South Africa’s Rugby World Cup winning captain Siya Kolisi has given his thoughts on the current Black Lives Matter movement. The campaign has been at the forefront of public consciousness for almost two months now, sparked by the death of George Floyd in Minneapolis on May 25, and the 29-year-old said he has been “observing and listening” to what has been said.
After seeing people speak about the movement in sport, Kolisi provided his views in a video on social media, saying that it is “more than just about sport, it’s everyday life” for him.
He recounted his experiences growing up, having come from a township in Port Elizabeth to become the Springboks’ first black captain in 2018, but conceded that “I felt my life didn’t matter since I was a little kid growing up in a township.”
The 50-cap Springbok shared how he had to adapt to new cultures and languages throughout his life in order to feel accepted.
This spanned from his time at Grey High School to first playing for South Africa, where he felt “stupid and embarrassed” for not speaking Afrikaans.
But he said many people did not understand or think about the trials he experienced coming from a township, where he would sometimes not even have one meal a day.
In response to this, he said: “I encourage people to step out of their comfort zone and go more into other areas so they can see and understand why people are struggling, why people are saying their lives don’t matter.”
It was only in 2018 under Rassie Erasmus that there was a culture transformation in the South Africa team.
Kolisi outlined this shift and new mindset of the team, saying: “People must feel valued, every culture must be represented because in South Africa we are a unique country.
“Apartheid was in South Africa, so things must change and be done differently whether we like it or not.

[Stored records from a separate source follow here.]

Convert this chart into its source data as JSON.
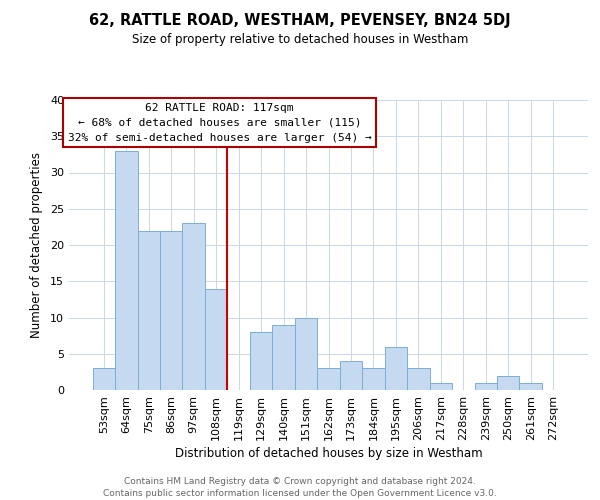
{
  "title": "62, RATTLE ROAD, WESTHAM, PEVENSEY, BN24 5DJ",
  "subtitle": "Size of property relative to detached houses in Westham",
  "xlabel": "Distribution of detached houses by size in Westham",
  "ylabel": "Number of detached properties",
  "footer_line1": "Contains HM Land Registry data © Crown copyright and database right 2024.",
  "footer_line2": "Contains public sector information licensed under the Open Government Licence v3.0.",
  "bar_labels": [
    "53sqm",
    "64sqm",
    "75sqm",
    "86sqm",
    "97sqm",
    "108sqm",
    "119sqm",
    "129sqm",
    "140sqm",
    "151sqm",
    "162sqm",
    "173sqm",
    "184sqm",
    "195sqm",
    "206sqm",
    "217sqm",
    "228sqm",
    "239sqm",
    "250sqm",
    "261sqm",
    "272sqm"
  ],
  "bar_values": [
    3,
    33,
    22,
    22,
    23,
    14,
    0,
    8,
    9,
    10,
    3,
    4,
    3,
    6,
    3,
    1,
    0,
    1,
    2,
    1,
    0
  ],
  "bar_color": "#c5d9f1",
  "bar_edge_color": "#7bafd4",
  "property_label": "62 RATTLE ROAD: 117sqm",
  "annotation_line1": "← 68% of detached houses are smaller (115)",
  "annotation_line2": "32% of semi-detached houses are larger (54) →",
  "vline_color": "#cc0000",
  "vline_x_index": 6,
  "ylim": [
    0,
    40
  ],
  "yticks": [
    0,
    5,
    10,
    15,
    20,
    25,
    30,
    35,
    40
  ],
  "annotation_box_color": "#ffffff",
  "annotation_box_edge": "#aa0000",
  "background_color": "#ffffff",
  "grid_color": "#c8d8e8"
}
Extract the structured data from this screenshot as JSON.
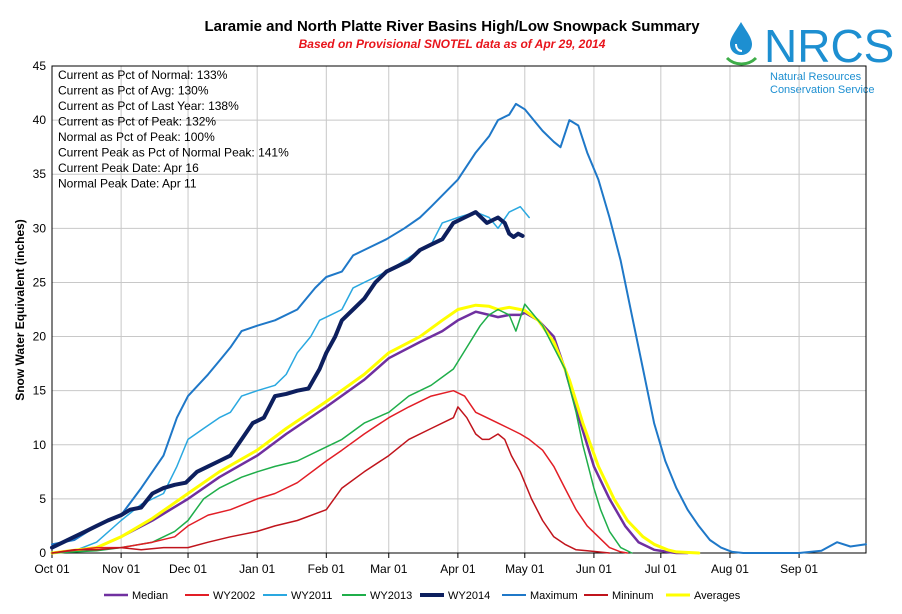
{
  "logo": {
    "text": "NRCS",
    "line1": "Natural Resources",
    "line2": "Conservation Service",
    "color": "#1d8fd1"
  },
  "chart_data": {
    "type": "line",
    "title": "Laramie and North Platte River Basins High/Low Snowpack Summary",
    "subtitle": "Based on Provisional SNOTEL data as of Apr 29, 2014",
    "ylabel": "Snow Water Equivalent (inches)",
    "xlabel": "",
    "ylim": [
      0,
      45
    ],
    "yticks": [
      0,
      5,
      10,
      15,
      20,
      25,
      30,
      35,
      40,
      45
    ],
    "xlim": [
      0,
      365
    ],
    "xticks": [
      {
        "label": "Oct 01",
        "day": 0
      },
      {
        "label": "Nov 01",
        "day": 31
      },
      {
        "label": "Dec 01",
        "day": 61
      },
      {
        "label": "Jan 01",
        "day": 92
      },
      {
        "label": "Feb 01",
        "day": 123
      },
      {
        "label": "Mar 01",
        "day": 151
      },
      {
        "label": "Apr 01",
        "day": 182
      },
      {
        "label": "May 01",
        "day": 212
      },
      {
        "label": "Jun 01",
        "day": 243
      },
      {
        "label": "Jul 01",
        "day": 273
      },
      {
        "label": "Aug 01",
        "day": 304
      },
      {
        "label": "Sep 01",
        "day": 335
      }
    ],
    "grid": true,
    "legend_position": "bottom",
    "stats": [
      "Current  as Pct of Normal: 133%",
      "Current  as Pct of Avg: 130%",
      "Current  as Pct of Last Year: 138%",
      "Current  as Pct of Peak: 132%",
      "Normal  as Pct of Peak: 100%",
      "Current  Peak as Pct of Normal  Peak: 141%",
      "Current  Peak Date: Apr 16",
      "Normal  Peak Date: Apr 11"
    ],
    "series": [
      {
        "name": "Maximum",
        "color": "#1f78c8",
        "width": 2,
        "x": [
          0,
          10,
          20,
          31,
          40,
          50,
          56,
          61,
          70,
          76,
          80,
          85,
          92,
          100,
          110,
          118,
          123,
          130,
          135,
          140,
          150,
          158,
          165,
          170,
          182,
          190,
          196,
          200,
          205,
          208,
          212,
          216,
          220,
          225,
          228,
          232,
          236,
          240,
          245,
          250,
          255,
          260,
          265,
          270,
          275,
          280,
          285,
          290,
          295,
          300,
          305,
          310,
          320,
          335,
          345,
          352,
          358,
          365
        ],
        "y": [
          0.8,
          1.2,
          2.5,
          3.5,
          6,
          9,
          12.5,
          14.5,
          16.5,
          18,
          19,
          20.5,
          21,
          21.5,
          22.5,
          24.5,
          25.5,
          26,
          27.5,
          28,
          29,
          30,
          31,
          32,
          34.5,
          37,
          38.5,
          40,
          40.5,
          41.5,
          41,
          40,
          39,
          38,
          37.5,
          40,
          39.5,
          37,
          34.5,
          31,
          27,
          22,
          17,
          12,
          8.5,
          6,
          4,
          2.5,
          1.2,
          0.5,
          0.1,
          0,
          0,
          0,
          0.2,
          1,
          0.6,
          0.8
        ]
      },
      {
        "name": "WY2011",
        "color": "#2aa8e0",
        "width": 1.5,
        "x": [
          0,
          10,
          20,
          31,
          40,
          50,
          56,
          61,
          68,
          75,
          80,
          85,
          92,
          100,
          105,
          110,
          116,
          120,
          125,
          130,
          135,
          140,
          150,
          158,
          165,
          170,
          175,
          182,
          190,
          196,
          200,
          205,
          210,
          214
        ],
        "y": [
          0,
          0.2,
          1,
          3,
          4.5,
          5.5,
          8,
          10.5,
          11.5,
          12.5,
          13,
          14.5,
          15,
          15.5,
          16.5,
          18.5,
          20,
          21.5,
          22,
          22.5,
          24.5,
          25,
          26,
          27,
          28,
          28.5,
          30.5,
          31,
          31.5,
          31,
          30,
          31.5,
          32,
          31
        ]
      },
      {
        "name": "Median",
        "color": "#7030a0",
        "width": 2.5,
        "x": [
          0,
          20,
          31,
          45,
          61,
          75,
          92,
          105,
          123,
          140,
          151,
          165,
          175,
          182,
          190,
          196,
          200,
          205,
          210,
          212,
          218,
          225,
          230,
          237,
          243,
          250,
          257,
          263,
          270,
          276,
          280,
          285
        ],
        "y": [
          0,
          0.5,
          1.5,
          3,
          5,
          7,
          9,
          11,
          13.5,
          16,
          18,
          19.5,
          20.5,
          21.5,
          22.3,
          22,
          21.8,
          22,
          22,
          22.2,
          21.5,
          20,
          17,
          12,
          8,
          5,
          2.5,
          1,
          0.3,
          0.1,
          0,
          0
        ]
      },
      {
        "name": "Averages",
        "color": "#ffff00",
        "width": 3,
        "x": [
          0,
          20,
          31,
          45,
          61,
          75,
          92,
          105,
          123,
          140,
          151,
          165,
          175,
          182,
          190,
          196,
          200,
          205,
          210,
          212,
          218,
          225,
          232,
          238,
          245,
          252,
          258,
          265,
          270,
          276,
          280,
          290
        ],
        "y": [
          0,
          0.5,
          1.5,
          3.2,
          5.5,
          7.5,
          9.5,
          11.5,
          14,
          16.5,
          18.5,
          20,
          21.5,
          22.5,
          22.9,
          22.8,
          22.5,
          22.7,
          22.5,
          22.4,
          21.5,
          19.5,
          16,
          12,
          8,
          5,
          3,
          1.5,
          0.8,
          0.3,
          0.1,
          0
        ]
      },
      {
        "name": "WY2013",
        "color": "#1fae4a",
        "width": 1.5,
        "x": [
          0,
          20,
          31,
          45,
          55,
          61,
          68,
          75,
          85,
          92,
          100,
          110,
          120,
          130,
          140,
          151,
          160,
          170,
          180,
          186,
          192,
          196,
          200,
          205,
          208,
          212,
          216,
          220,
          225,
          230,
          235,
          238,
          243,
          246,
          250,
          255,
          260
        ],
        "y": [
          0,
          0.2,
          0.5,
          1,
          2,
          3,
          5,
          6,
          7,
          7.5,
          8,
          8.5,
          9.5,
          10.5,
          12,
          13,
          14.5,
          15.5,
          17,
          19,
          21,
          22,
          22.5,
          22,
          20.5,
          23,
          22,
          21,
          19,
          17,
          13,
          10,
          6,
          4,
          2,
          0.5,
          0
        ]
      },
      {
        "name": "WY2002",
        "color": "#e21e26",
        "width": 1.5,
        "x": [
          0,
          20,
          31,
          45,
          55,
          61,
          70,
          80,
          92,
          100,
          110,
          123,
          130,
          140,
          151,
          160,
          170,
          180,
          185,
          190,
          195,
          200,
          205,
          210,
          214,
          220,
          225,
          230,
          235,
          240,
          245,
          250,
          255,
          258
        ],
        "y": [
          0,
          0.5,
          0.5,
          1,
          1.5,
          2.5,
          3.5,
          4,
          5,
          5.5,
          6.5,
          8.5,
          9.5,
          11,
          12.5,
          13.5,
          14.5,
          15,
          14.5,
          13,
          12.5,
          12,
          11.5,
          11,
          10.5,
          9.5,
          8,
          6,
          4,
          2.5,
          1.5,
          0.5,
          0.1,
          0
        ]
      },
      {
        "name": "Mininum",
        "color": "#c0141c",
        "width": 1.5,
        "x": [
          0,
          10,
          20,
          31,
          40,
          50,
          61,
          70,
          80,
          92,
          100,
          110,
          123,
          130,
          140,
          151,
          160,
          170,
          180,
          182,
          186,
          190,
          193,
          196,
          200,
          203,
          206,
          210,
          215,
          220,
          225,
          230,
          235,
          240,
          245,
          250
        ],
        "y": [
          0,
          0.3,
          0.3,
          0.5,
          0.3,
          0.5,
          0.5,
          1,
          1.5,
          2,
          2.5,
          3,
          4,
          6,
          7.5,
          9,
          10.5,
          11.5,
          12.5,
          13.5,
          12.5,
          11,
          10.5,
          10.5,
          11,
          10.5,
          9,
          7.5,
          5,
          3,
          1.5,
          0.8,
          0.3,
          0.2,
          0.1,
          0
        ]
      },
      {
        "name": "WY2014",
        "color": "#0d1f5e",
        "width": 4,
        "x": [
          0,
          5,
          10,
          15,
          20,
          25,
          31,
          35,
          40,
          45,
          50,
          55,
          60,
          65,
          70,
          75,
          80,
          85,
          90,
          95,
          100,
          105,
          110,
          115,
          120,
          123,
          127,
          130,
          135,
          140,
          145,
          150,
          155,
          160,
          165,
          170,
          175,
          180,
          185,
          190,
          195,
          200,
          203,
          205,
          207,
          209,
          211
        ],
        "y": [
          0.5,
          1,
          1.5,
          2,
          2.5,
          3,
          3.5,
          4,
          4.2,
          5.5,
          6,
          6.3,
          6.5,
          7.5,
          8,
          8.5,
          9,
          10.5,
          12,
          12.5,
          14.5,
          14.7,
          15,
          15.2,
          17,
          18.5,
          20,
          21.5,
          22.5,
          23.5,
          25,
          26,
          26.5,
          27,
          28,
          28.5,
          29,
          30.5,
          31,
          31.5,
          30.5,
          31,
          30.5,
          29.5,
          29.2,
          29.5,
          29.3
        ]
      }
    ]
  }
}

Transformation has to be part of this while we are winning. And that conversation actually changed the game for us as a team, then we felt valued.”
Recently named rugby’s most influential person by Rugby World, Kolisi will know the profound impact he can have in his country. This was salient after the RWC success in 2019, not only in the way it united a nation, but how it showed the fruits of the team’s Stronger Together campaign.
He said that this ethos must spill over into society, and encouraged leaders and politicians, as well as people in their workplace to have this “difficult conversation”, adding “If my suffering and my pain doesn’t affect you, then we are actually not stronger together.”
Kolisi finished by saying “the next generation cannot suffer like we did,” calling for change.
He said: “It’s time for all of us to change and actually start living for the South Africa that so many people fought for so many people died for.
“We should be the generation that’s changing this. It’s 2020 right now, so many people have suffered to make this country a better place.
“It’s time for all of us to come together because it’s the only way we can fight this, the only way we can beat this.”